Sahi nasıl gelişmişti? JH’da Fed’in yeni yol haritası sunuldu, haziran ortasından bu yana değer kazanımı içerisinde olan EUR’ya yönelik tartışmalar öne çıktı, Amerikan Doları'nın temelde zayıf performans ile hareket edeceği 3-4 yıllık yeni bir dönemin eşiğinde olduğumuza yönelik sorgulamalar arttı ve top döndü dolaştı ECB’nin alanında kaldı. Net mi?
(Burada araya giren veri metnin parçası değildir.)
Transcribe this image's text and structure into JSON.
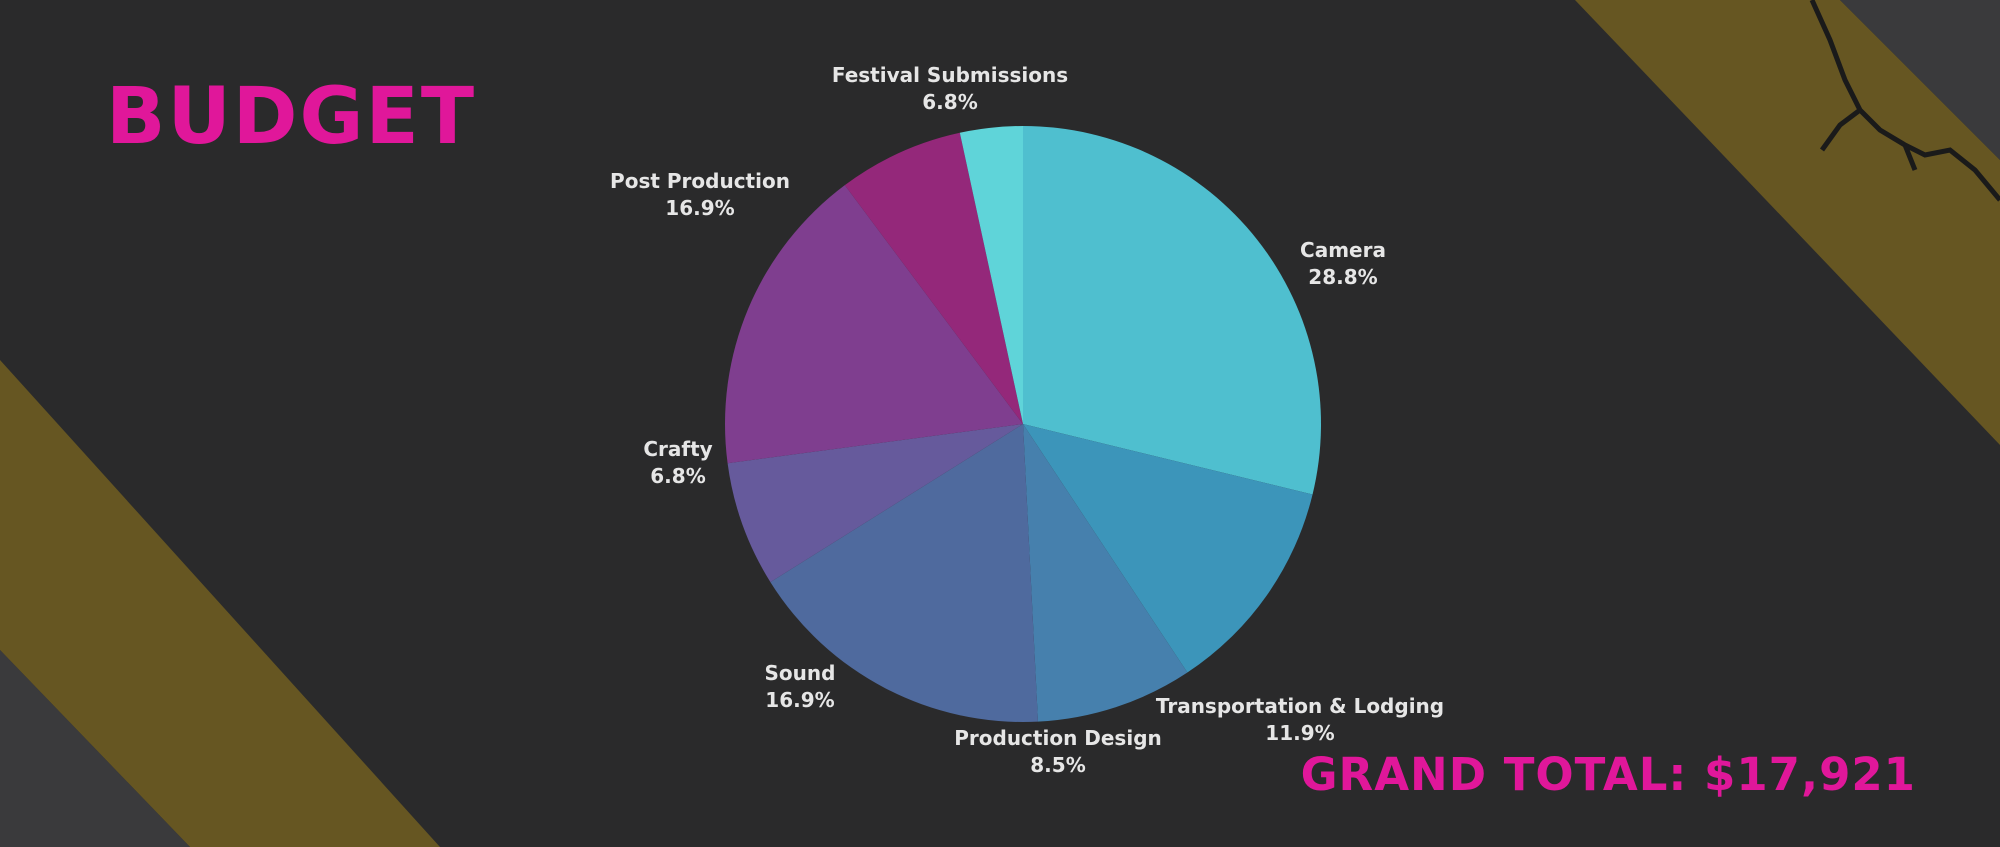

Net.
Bir önceki yazıda ECB’nin aniden beliren değerli EUR tartışmalarına piyasa işlemcilerinin talebi doğrultusunda tepki göstermesinin zamanlama olarak hem erken hem de büyük bir hata olacağına dair akıl yürütmesi yapıyorduk. Neden? Zira adı her ne olursa olsun merkez bankalarının, üstelik bir de global rol üstlenmiş Fed ve ECB gibi kurumların kısa vadeli akışa ciddi yapısal problemlere yol açma potansiyeli doğmadan tepki göstermesini beklemek doğru değil. Son EUR yükselişine yönelik tepkileri de bu kapsamda değerlendirmek gerek. Evet, ECB’nin 2012’deki kendi çalışmaları “ticaret ağırlıklı EUR” ölçümlemesindeki her yüzde 10’luk yükselişin GSYH ve enflasyon üzerinde aşağı yönlü baskılar kurduğuna işaret ediyor. Ancak, gözden kaçırılan nokta buradaki esas etkinin 2-3 yıl içerisinde olduğu ve hareketin “kalıcı trend oluşumu” fazına geçmesi durumunda gerçekleştiği. Net mi? Pek öyle durmasa da net olmalı.
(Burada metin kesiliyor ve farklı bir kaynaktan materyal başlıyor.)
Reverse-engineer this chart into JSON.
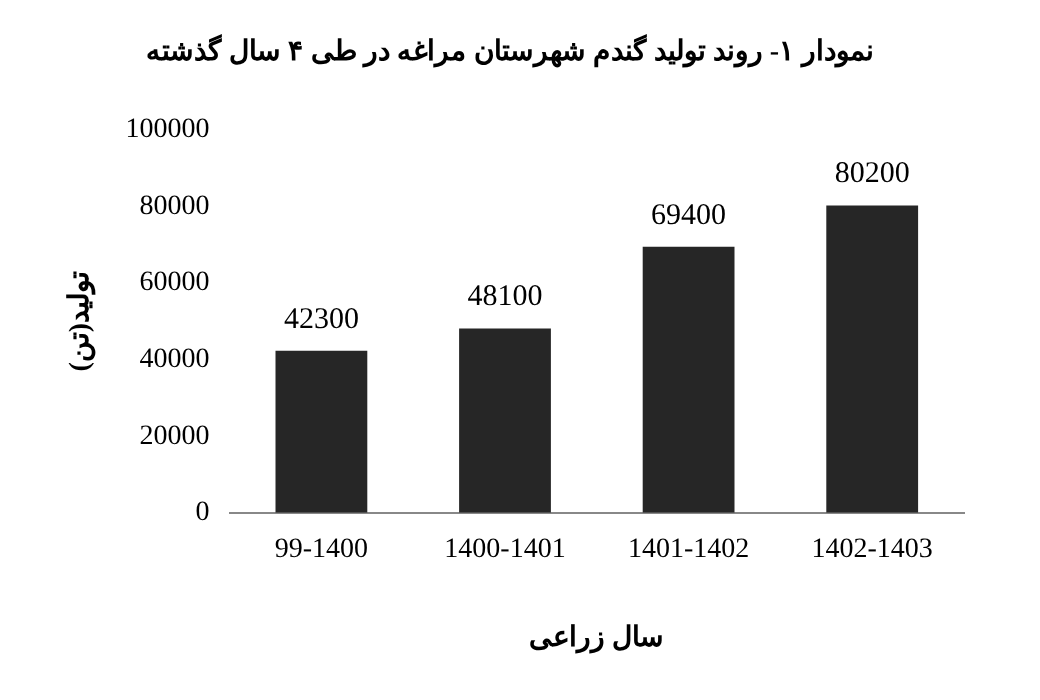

10 Eylül toplantısında ECB duruşunu olması gerektiği şekilde ve gayet dengeli yorumlamak mümkün. Neden? Öncelikle her EUR hareketine ECB nezdinde tepki mekanizması çalıştırılması doğru ve sağlıklı değil. Öte yandan mevduat faizinin (-%0.5) negatif alanda ne kadar daha hareket alanı kaldığı ve efektifliği muazzam bir soru işareti. Etki-tepki sürecinin devreye alınması için o toplantının bu toplantı olmadığı aşikardı ve öyle de oldu. Şayet, orta vadede JH sonrası sürecin işlemesi gerektiği şekilde işlediği senaryo gerçekleşecek olursa yapısal Amerikan Doları zayıflamasına karşı ECB’nin 1.25-1.30’lu EURUSD paritesi seviyelerinde trend oluşumunu engellemesi için cephane kullanımına başvurması gerekebilir ve diğer politikaların rotasından şaşmasını engellemek için elzem de olabilir. Tekrarlayalım; zamanlama için henüz erken.
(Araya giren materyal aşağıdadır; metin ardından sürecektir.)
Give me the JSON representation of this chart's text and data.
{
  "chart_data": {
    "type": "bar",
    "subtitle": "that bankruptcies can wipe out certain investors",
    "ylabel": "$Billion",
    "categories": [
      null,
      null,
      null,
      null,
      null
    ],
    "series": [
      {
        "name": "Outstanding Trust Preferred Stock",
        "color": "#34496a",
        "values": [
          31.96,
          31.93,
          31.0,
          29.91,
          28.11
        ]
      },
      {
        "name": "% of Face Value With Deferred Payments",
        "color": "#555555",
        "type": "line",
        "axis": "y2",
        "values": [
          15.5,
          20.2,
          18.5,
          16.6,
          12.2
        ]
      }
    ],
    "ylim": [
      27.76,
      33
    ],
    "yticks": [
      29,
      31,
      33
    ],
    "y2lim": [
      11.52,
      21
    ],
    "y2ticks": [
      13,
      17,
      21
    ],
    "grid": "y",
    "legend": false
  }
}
Net/net pandemide oluşan tahribatın hasar azaltımı ve yeniden inşası süreci daha çok su kaldıracak. Durun, henüz bitmedi; ECB’nin Stratejik Gözden Geçirme (SGG) süreci 2021 ortasında tamamlanacak ve onlar da oyunun kurallarını yeniden yazacaklar. Peki, GOÜ merkez bankalarında bu tarz bir hazırlık var mı? Yeni sürece bilinen ezberlerin rehberliğinde mi girmek istiyorlar yoksa değişen koşulları dikkate alarak şekillendirdikleri farklı bir çerçeve ile mi? Rajan’lı RBI için evet, mevcut yönetim için hayır. Muhtemelen Rusya MB (CBR) analitik yaklaşımlarını devam ettirmeye aday ilk isim.